Terra di salute l’Islanda, che garantisce il benessere delle madri, come
solo succede in Norvegia ed Australia,
e Paese più virtuoso al mondo in termini di mortalità neonatale, ferma ai
minimi termini di un 2,6%.
Democrazia avanzatissima, la quarta al mondo (secondo il "barometro
della democrazia", lo stesso che colloca l’Italia al 22. posto), e la prima per
le "pari opportunità" con il governo
presieduto da una donna e molte altre che lo compongono. Una democrazia, però, all’ombra della quale
banchieri senza scrupoli, datisi alla
macchia al momento giusto, affossarono, grazie anche a connivenze governative, le tre banche del Paese nella crisi esplosa nel 2008 sull’onda di
quella americana, ma annunciata almeno un paio d’anni prima. Una crisi da cui il Paese cerca faticosamente
di risollevarsi con l’energia di un popolo giovane e fiero pur di fronte alle
inevitabili contraddizioni di queste
fasi convulse, come l’esito del referendum con cui pressoché unanimemente il popolo islandese ha bocciato il piano governativo che prevedeva
il rimborso pubblico degli enormi debiti contratti dalle banche decotte con
gli investitori inglesi e olandesi. La
cosa non potrà non influire a sua volta sulla richiesta di adesione all’Ue
avviata dal Primo Ministro dopo e
per lo scossone di tre anni fa; i sondaggi denotano però una netta contrarietà popolare, cui non sembrano
estranei i temi caldi dell’agricoltura e,
soprattutto, della pesca, che resta l’asse portante dell’economia nazionale.

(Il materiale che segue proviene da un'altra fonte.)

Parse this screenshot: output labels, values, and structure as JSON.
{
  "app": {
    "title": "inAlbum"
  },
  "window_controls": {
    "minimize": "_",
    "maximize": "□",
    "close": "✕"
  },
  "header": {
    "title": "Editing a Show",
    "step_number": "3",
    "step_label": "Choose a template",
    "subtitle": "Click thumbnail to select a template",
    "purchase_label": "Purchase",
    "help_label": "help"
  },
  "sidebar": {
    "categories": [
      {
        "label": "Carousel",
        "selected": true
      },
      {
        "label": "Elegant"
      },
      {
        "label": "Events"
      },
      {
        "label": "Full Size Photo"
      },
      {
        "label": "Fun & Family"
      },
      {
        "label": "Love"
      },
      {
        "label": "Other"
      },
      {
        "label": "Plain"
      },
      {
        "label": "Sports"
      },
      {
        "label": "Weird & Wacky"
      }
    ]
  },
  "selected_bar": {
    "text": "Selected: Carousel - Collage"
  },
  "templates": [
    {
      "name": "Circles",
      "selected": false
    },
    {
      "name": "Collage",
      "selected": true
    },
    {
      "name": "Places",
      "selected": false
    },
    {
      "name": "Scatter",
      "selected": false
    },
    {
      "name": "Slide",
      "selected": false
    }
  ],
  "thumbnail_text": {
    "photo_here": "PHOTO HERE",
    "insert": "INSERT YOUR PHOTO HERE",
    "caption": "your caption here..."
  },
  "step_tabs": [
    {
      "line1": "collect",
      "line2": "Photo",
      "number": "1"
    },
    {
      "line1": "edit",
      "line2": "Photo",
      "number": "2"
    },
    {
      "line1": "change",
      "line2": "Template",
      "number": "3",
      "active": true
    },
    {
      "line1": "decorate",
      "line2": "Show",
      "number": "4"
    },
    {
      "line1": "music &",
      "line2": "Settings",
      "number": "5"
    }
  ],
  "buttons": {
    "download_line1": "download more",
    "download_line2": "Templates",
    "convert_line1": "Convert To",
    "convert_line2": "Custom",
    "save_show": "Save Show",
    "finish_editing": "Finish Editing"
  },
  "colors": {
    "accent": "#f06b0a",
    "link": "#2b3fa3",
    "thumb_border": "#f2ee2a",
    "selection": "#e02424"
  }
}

C’è in ballo pure la nuova costituzione, elaborata da venticinque cittadini
senza tessera o vincolo di partito eletti dal popolo, che sarà discussa dal
prossimo ottobre in parlamento. Scettico sull’esito finale il mio amico e
collega Giorgio Baruchello, filosofo
morale dell’Università di Akureyri, di
nascita, formazione, studi ed orgoglio genovesi, allievo di Agazzi e dottorato in Canada con medaglia. Metà
dei Baruchello sono già islandesi. Parlo dei suoi splendidi bambini destinati dal primo vagito a confrontarsi con
tre lingue: l’italiano di papà, l’inglese
di mamma, collega giurista di Glasgow, e l’islandese di tutti gli altri. Un
cervello in fuga il Prof. Baruchello,
dirà qualcuno. Un cervellone sicuramente, aggiungo io; forse anche in
fuga da un’Università, quella italiana, che misconosceva molti dei suoi
figli migliori già prima della riforma
Gelmini. Ma chi fugge si nasconde ed
egli non ne ha motivo, anzi ha imparato il difficilissimo islandese e insegna anche italiano ai molti che persino qui sentono il fascino della nostra
lingua. In Islanda, in origine, era arrivato con l’Erasmus: doveva restarci da
studente e c’è rimasto da studioso
per merito suo e per demerito dell’Università italiana. Fra i miei studenti
di qui ne rivedo due da Catania: Carminia, 22 anni, di Mascalucia e Walter, 22 anni, di Licata. Nei loro occhi
entusiasti, ma anche carichi di incertezze per un soggiorno Erasmus da
poco iniziato, traspongo gli occhi dei
miei bimbi, mi interrogo sul loro futuro e benedico un’opportunità come
l’Erasmus che solo trent’anni fa sarebbe stata impensabile. In fondo, nell’essere fedeli al posto in cui si è nati
e contemporaneamente aperti al
mondo può risiedere la chiave di
un’esistenza serena ed appagante come la auguriamo alle giovani generazioni di questa decadente ma insostituibile vecchia Europa.